Ismaik stieg 2011 zur Schlüsselfigur beim TSV 1860 München auf. In jenem Jahr erwarb er Anteile an der Vermarktungsfirma des Clubs, H. I. Squared International, bevor er sich auch direkt am Team beteiligte. Seine Ankunft markierte einen Wendepunkt: Er übernahm den Vorsitz des Aufsichtsrats mit dem Ziel, die Finanzen zu stabilisieren und die Rückkehr in die Bundesliga voranzutreiben.
Sein langjähriges Engagement für den Verein ist unübersehbar. Regelmäßige Besuche im Sechzger-Stadion – oft auch Waldstadion genannt – sind zu einem Symbol seiner Verbundenheit geworden. Dennoch blieb der ersehnte Erfolg trotz seiner Bemühungen aus: Mehrere gescheiterte Aufstiegsversuche prägten die jüngere Vereinsgeschichte.
Doch es gab auch interne Spannungen.

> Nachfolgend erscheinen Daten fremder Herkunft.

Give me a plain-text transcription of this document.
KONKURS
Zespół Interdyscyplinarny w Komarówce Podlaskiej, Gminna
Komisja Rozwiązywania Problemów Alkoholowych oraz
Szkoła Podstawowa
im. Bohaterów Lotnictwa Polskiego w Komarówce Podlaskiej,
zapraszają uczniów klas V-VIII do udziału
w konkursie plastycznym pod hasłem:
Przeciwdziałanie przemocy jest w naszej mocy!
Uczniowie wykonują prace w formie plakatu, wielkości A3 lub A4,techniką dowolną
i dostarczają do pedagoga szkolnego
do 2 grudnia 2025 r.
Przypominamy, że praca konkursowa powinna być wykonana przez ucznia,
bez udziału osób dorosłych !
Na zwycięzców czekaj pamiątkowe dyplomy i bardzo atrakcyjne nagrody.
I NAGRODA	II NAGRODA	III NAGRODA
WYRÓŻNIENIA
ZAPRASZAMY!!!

Konflikte mit dem Präsidenten Robert Reisinger und der fangetriebenen Initiative Bündnis Zukunft 1860 vertieften die Gräben. Die 50+1-Regel, die den Einfluss externer Investoren auf die kommerziellen Vereinsteile begrenzt, bleibt ein zentraler Streitpunkt. Ungelöst ist zudem die Nutzung der Arena, die derzeit von Uli Hoeneß für seinen eigenen Club, den FC Bayern München, gepachtet wird.
Ismaiks jüngste Investitionszusage ist ein kühner Schritt, um die Zukunft des TSV 1860 München zu neuem Glanz zu verhelfen. Die Mittel könnten die Mannschaft stärken und neue Geldgeber anziehen – doch die alten Konflikte um Führung und Infrastruktur werfen weiterhin ihre Schatten voraus. Die Zukunft des Vereins wird davon abhängen, ob es gelingt, wirtschaftliche Ambitionen mit innerer Einheit in Einklang zu bringen.